Wednesday, April 3, 2013

On the Rains, Argentine Ants and Other Invaders


Yesterday, even as Argentine president Cristina Fernández launched yet another irredentist diatribe on the British-ruled Falkland Islands from the Patagonian coastal city of Puerto Madryn, some of the heaviest rains in more than a century inundated Buenos Aires and surrounding communities. Residents in neighborhoods like Belgrano were knee-deep or deeper in floodwaters, thanks to an antiquated drainage system whose modernization is decades behind schedule, as the TV footage below shows (skip through the first few minutes to get to the street scenes). It’s not quite Hurricane Katrina, but it’s a relief to know that our Palermo apartment is two stories up from street level, where many dwellings are underwater.
Eight Argentines have died in Buenos Aires, plus 46 more in the Buenos Aires province capital of La Plata. For the federal government, though, scoring symbolic points against the British appears to be a higher priority than disaster relief or infrastructural improvement in the low-lying cities or the adjacent Pampas. That parallels the disinterested response to a different sort of disaster just over a year ago, when 51 people died in a notorious rail crash at Estación Once.

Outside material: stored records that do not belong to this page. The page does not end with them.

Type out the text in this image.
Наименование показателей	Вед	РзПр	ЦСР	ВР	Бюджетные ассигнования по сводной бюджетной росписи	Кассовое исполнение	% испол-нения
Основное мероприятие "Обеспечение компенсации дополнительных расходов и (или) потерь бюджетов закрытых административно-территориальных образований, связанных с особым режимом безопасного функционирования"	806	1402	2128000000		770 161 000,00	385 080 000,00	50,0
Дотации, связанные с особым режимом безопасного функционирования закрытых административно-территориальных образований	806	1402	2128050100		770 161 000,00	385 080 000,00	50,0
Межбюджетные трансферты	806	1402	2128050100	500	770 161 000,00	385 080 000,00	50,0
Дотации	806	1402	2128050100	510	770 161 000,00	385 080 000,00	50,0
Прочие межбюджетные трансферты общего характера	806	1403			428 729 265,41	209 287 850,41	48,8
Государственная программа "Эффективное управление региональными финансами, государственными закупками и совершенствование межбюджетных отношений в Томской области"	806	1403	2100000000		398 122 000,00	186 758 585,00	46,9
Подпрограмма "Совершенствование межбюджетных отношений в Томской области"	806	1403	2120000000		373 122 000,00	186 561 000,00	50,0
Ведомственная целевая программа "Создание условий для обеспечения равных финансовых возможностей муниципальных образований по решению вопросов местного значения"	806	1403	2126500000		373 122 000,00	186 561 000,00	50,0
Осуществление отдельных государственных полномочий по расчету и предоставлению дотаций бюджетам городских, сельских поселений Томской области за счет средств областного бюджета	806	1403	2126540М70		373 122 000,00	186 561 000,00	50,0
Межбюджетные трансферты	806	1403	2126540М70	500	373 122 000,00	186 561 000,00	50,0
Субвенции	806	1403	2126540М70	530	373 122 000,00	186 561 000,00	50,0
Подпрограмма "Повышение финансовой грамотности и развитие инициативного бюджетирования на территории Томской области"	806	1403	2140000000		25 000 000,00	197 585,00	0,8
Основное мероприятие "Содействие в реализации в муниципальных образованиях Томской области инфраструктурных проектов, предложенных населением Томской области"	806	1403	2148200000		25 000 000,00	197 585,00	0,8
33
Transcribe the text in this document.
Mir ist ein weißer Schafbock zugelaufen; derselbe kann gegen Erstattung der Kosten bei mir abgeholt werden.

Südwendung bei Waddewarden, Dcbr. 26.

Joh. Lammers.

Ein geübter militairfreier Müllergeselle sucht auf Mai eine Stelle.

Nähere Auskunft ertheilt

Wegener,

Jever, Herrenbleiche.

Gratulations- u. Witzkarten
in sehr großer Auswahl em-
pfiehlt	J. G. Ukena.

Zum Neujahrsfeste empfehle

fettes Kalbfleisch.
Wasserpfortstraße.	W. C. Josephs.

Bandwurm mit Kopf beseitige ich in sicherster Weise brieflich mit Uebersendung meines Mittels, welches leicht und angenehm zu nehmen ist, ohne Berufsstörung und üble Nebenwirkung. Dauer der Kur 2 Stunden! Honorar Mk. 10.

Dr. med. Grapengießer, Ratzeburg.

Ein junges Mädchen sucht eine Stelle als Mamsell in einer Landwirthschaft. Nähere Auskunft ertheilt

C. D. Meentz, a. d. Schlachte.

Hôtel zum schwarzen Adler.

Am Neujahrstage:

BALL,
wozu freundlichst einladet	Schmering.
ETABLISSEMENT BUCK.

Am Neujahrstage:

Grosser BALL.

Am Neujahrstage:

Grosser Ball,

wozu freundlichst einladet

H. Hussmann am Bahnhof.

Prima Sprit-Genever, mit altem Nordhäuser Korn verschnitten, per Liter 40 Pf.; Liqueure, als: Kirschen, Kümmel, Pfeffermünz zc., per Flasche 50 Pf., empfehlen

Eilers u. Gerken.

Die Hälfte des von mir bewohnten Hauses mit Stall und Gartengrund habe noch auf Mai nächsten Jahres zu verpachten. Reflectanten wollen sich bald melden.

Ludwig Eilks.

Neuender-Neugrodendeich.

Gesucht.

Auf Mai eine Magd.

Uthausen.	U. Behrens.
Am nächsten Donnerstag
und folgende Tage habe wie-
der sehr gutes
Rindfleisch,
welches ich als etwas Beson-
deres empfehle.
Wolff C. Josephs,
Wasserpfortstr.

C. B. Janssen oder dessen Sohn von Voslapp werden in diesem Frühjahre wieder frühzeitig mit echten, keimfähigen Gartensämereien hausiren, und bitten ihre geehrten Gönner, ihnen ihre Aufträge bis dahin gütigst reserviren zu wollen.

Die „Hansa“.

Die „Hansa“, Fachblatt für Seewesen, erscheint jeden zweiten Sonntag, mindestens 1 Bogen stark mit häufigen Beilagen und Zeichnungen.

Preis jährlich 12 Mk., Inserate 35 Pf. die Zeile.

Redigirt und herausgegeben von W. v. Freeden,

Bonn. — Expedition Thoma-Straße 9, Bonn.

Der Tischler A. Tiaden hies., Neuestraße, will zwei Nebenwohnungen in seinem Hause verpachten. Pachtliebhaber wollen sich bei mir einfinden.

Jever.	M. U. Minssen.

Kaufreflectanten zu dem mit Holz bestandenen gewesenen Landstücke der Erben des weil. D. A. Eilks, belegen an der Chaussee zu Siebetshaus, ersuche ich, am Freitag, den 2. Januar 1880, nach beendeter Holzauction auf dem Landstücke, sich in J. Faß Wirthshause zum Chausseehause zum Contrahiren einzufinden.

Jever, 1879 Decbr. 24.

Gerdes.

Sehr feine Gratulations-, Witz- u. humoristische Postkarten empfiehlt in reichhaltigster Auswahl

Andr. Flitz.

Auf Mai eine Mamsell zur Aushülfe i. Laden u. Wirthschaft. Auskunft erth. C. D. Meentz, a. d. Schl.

Even if yesterday was the 31st anniversary of the disastrous Falklands invasion, other unwelcome Argentine invaders, which have infested much of the world, continue to get less attention than they should. Here in California, our winter rains aren’t quite so severe, but we have to keep our kitchen antiseptically spotless to try to avoid the plague of Argentine ants, whose colonies stretch underground for hundreds of miles here and in other parts of the world. With the tiniest opening, thousands of the tiny critters will find the slightest trace of grease or sweets, and we can spend hours trying to clean them up – only to have to do so again the following morning.

Finally, someone appears to be tackling the invaders, but the cure may be worse than the disease. According to the New York Times, an office park in North Carolina has seen a different invasion of Asian needle ants, which are displacing the Argentines. While the Argentine ants may be a pest, the Asian species appears to be a danger – they have a poisonous sting that can make humans ill and, in some cases, can even be fatal. In this case, I guess, I’ll have to resign myself to the relatively innocuous Argentine invaders.

Moon Handbooks Chile Visits Los Altos
Next week – Tuesday April 9 at 7:30 p.m., to be precise – I will offer a digital slide presentation on travel in Chile at the Los Altos Library (13 S. San Antonio Road, Los Altos 94024, tel. 650/948-7683). Coverage will also include the Chilean Pacific Islands of Rapa Nui (Easter Island) and Juan Fernández (Robinson Crusoe), as well as southernmost Argentina (Tierra del Fuego and the vicinity of El Calafate) that appear in the book. I will also be available to answer questions about Argentina and Buenos Aires. The presentation is free of charge, but books will be available for purchase.